Воспоминания Адриана - Маргерит Юрсенар
Шрифт:
Интервал:
Закладка:
Я повез Антиноя в Аркадию его предков; леса там были так же непроходимы, как и в те времена, когда в них обитали древние охотники на волков. Порою ударом хлыста всадник вспугивал змею; над каменистыми вершинами, словно в разгар лета, пылало солнце; привалившись спиною к скале и свесив голову на грудь, юноша дремал, и ветер тихонько шевелил его волосы — он был словно Эндимион, выбравшийся на солнечный свет из пещеры[150]. Единственным огорчением этих безоблачных дней было то, что заяц, которого мой юный охотник с большим трудом приручил, был разорван собаками. Жители Мантинеи с удивлением обнаружили свое родство с семьей вифинских колонистов, дотоле им неведомое[151]; этот город, где впоследствии мальчику были посвящены храмы, я одарил богатством и щедро украсил.
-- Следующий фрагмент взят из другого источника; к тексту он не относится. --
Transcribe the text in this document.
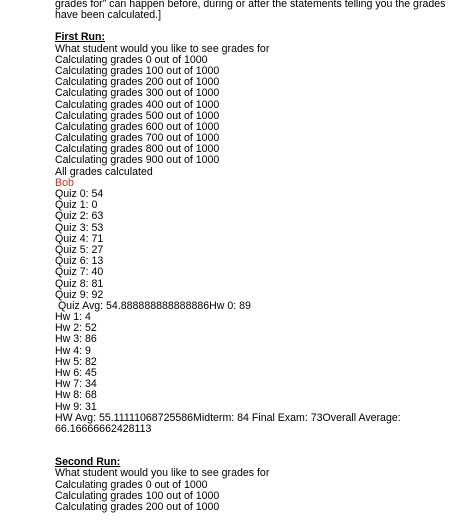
grades for” can happen before, during or after the statements telling you the grades
have been calculated.]
First Run:
What student would you like to see grades for
Calculating grades 0 out of 1000
Calculating grades 100 out of 1000
Calculating grades 200 out of 1000
Calculating grades 300 out of 1000
Calculating grades 400 out of 1000
Calculating grades 500 out of 1000
Calculating grades 600 out of 1000
Calculating grades 700 out of 1000
Calculating grades 800 out of 1000
Calculating grades 900 out of 1000
All grades calculated
Bob
Quiz 0: 54
Quiz 1: 0
Quiz 2: 63
Quiz 3: 53
Quiz 4: 71
Quiz 5: 27
Quiz 6: 13
Quiz 7: 40
Quiz 8: 81
Quiz 9: 92
Quiz Avg: 54.888888888888886Hw 0: 89
Hw 1: 4
Hw 2: 52
Hw 3: 86
Hw 4: 9
Hw 5: 82
Hw 6: 45
Hw 7: 34
Hw 8: 68
Hw 9: 31
HW Avg: 55.11111068725586Midterm: 84 Final Exam: 73Overall Average:
66.16666662428113
Second Run:
What student would you like to see grades for
Calculating grades 0 out of 1000
Calculating grades 100 out of 1000
Calculating grades 200 out of 1000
Лежавшее в развалинах святилище Нептуна, находившееся здесь с незапамятных времен, было столь почитаемо, что всякий доступ в него был под строжайшим запретом; таинства более древние, чем сам человеческий род, по-прежнему вершились за его постоянно замкнутыми дверями. Я возвел новый храм, гораздо более обширный, внутри которого старое сооружение покоится отныне словно косточка в сердцевине плода. На дороге, неподалеку от Мантинеи, я приказал обновить гробницу, в которой Эпаминонд, павший в сражении, похоронен рядом со своим юным соратником, убитым в том же бою; колонна, на которой высечены стихи, высится как память той далекой эпохи, в которую, если смотреть на нее из дали времен, все было исполнено простоты и благородства — нежность, слава, смерть. Пелопоннесские игры прошли в Ахайе с такой пышностью, какой люди не видывали с древнейших времен; возрождая эти великие празднества, я надеялся возвратить Греции ее былое единство. Охотничий азарт увлек нас в долину Геликона, позлащенную последними красками осени; мы остановились на привал у Нарциссова ключа, невдалеке от алтаря Амура, и здесь принесли в дар самому мудрому из богов[152] наш трофей — шкуру молодого медведя, прибив ее к стене храма золотыми гвоздями.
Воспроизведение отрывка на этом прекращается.